Ethel hojeaba una carpeta con datos de natalidad y estadísticas de fertilidad comparada entre los clanes. Había algo clínico en ella, como si pudiera disecar cada emoción y convertirla en un gráfico; su mirada era quirúrgica, analítica. Era una omega, pero no una que demostrara suavidad.

Brónach, estaba acomodada en su silla. Su rostro cuadrado y porte serio contrastaba con los gestos tranquilos y medidos de su cuerpo. A pesar de su imponente fuerza física y su historial como alguacil de la cárcel en Croga, había en ella una forma bonachona de existir. Seria, pero no severa. Una firmeza que no necesitaba gritar.

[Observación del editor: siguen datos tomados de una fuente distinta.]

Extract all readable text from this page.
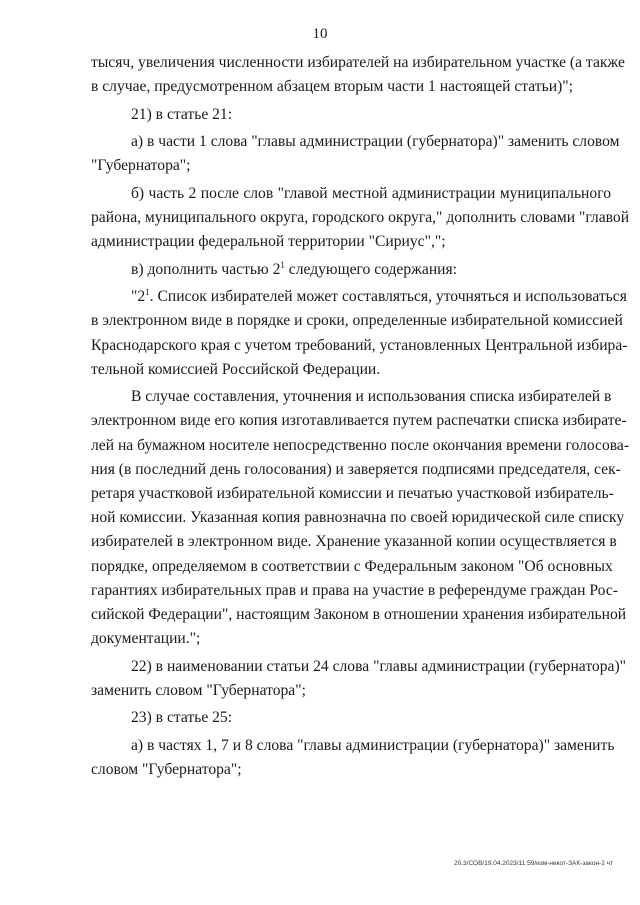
10
тысяч, увеличения численности избирателей на избирательном участке (а также
в случае, предусмотренном абзацем вторым части 1 настоящей статьи)";
21) в статье 21:
а) в части 1 слова "главы администрации (губернатора)" заменить словом
"Губернатора";
б) часть 2 после слов "главой местной администрации муниципального
района, муниципального округа, городского округа," дополнить словами "главой
администрации федеральной территории "Сириус",";
в) дополнить частью $2^1$ следующего содержания:
"$2^1$. Список избирателей может составляться, уточняться и использоваться
в электронном виде в порядке и сроки, определенные избирательной комиссией
Краснодарского края с учетом требований, установленных Центральной избира-
тельной комиссией Российской Федерации.
В случае составления, уточнения и использования списка избирателей в
электронном виде его копия изготавливается путем распечатки списка избирате-
лей на бумажном носителе непосредственно после окончания времени голосова-
ния (в последний день голосования) и заверяется подписями председателя, сек-
ретаря участковой избирательной комиссии и печатью участковой избиратель-
ной комиссии. Указанная копия равнозначна по своей юридической силе списку
избирателей в электронном виде. Хранение указанной копии осуществляется в
порядке, определяемом в соответствии с Федеральным законом "Об основных
гарантиях избирательных прав и права на участие в референдуме граждан Рос-
сийской Федерации", настоящим Законом в отношении хранения избирательной
документации.";
22) в наименовании статьи 24 слова "главы администрации (губернатора)"
заменить словом "Губернатора";
23) в статье 25:
а) в частях 1, 7 и 8 слова "главы администрации (губернатора)" заменить
словом "Губернатора";
20.3/СОВ/19.04.2023/11:59/изм-некот-ЗАК-закон-2 чт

Finalmente, Pietro. Colorido incluso en su sobriedad, llevaba una bufanda roja sobre su chaqueta, y gesticulaba sin parar mientras saludaba con entusiasmo a los miembros de clanes vecinos. Su sonrisa era amplia, contagiosa. Tenía algo de mercader de feria, algo de político en campaña, y algo, también, de niño travieso en un mundo demasiado serio. Era alegre, sí, pero no ingenuo. Pietro era efusivo, pero sabía exactamente dónde estaba cada recurso, cada frontera y cada deuda.

Todavía no había comenzado la conferencia, pero los murmullos de los asistentes llenaban la sala como un enjambre vibrante. Era un momento histórico. La integración de culturas y modelos económicos entre clanes no era solo una idea diplomática: era una necesidad. Y todos lo sabían.

En las sombras del telón, los moderadores esperaban. Y Medb, con la espalda recta y los brazos cruzados tras la espalda, los observaba como se observa a una manada ajena. Sin emoción, solo con una calma tan afilada como una daga.

La gran sala del teatro estaba completamente colmada. Una multitud ordenada, vestida con sobriedad y símbolos de sus respectivos clanes, ocupaba cada butaca disponible. La arquitectura del lugar era sobria, sin lujos innecesarios, pero adaptada con tecnología de punta: sistemas de interferencia de ondas para mantener alejados a los humanos, seguridad reforzada en los accesos y cámaras de vigilancia activadas sólo para los organizadores.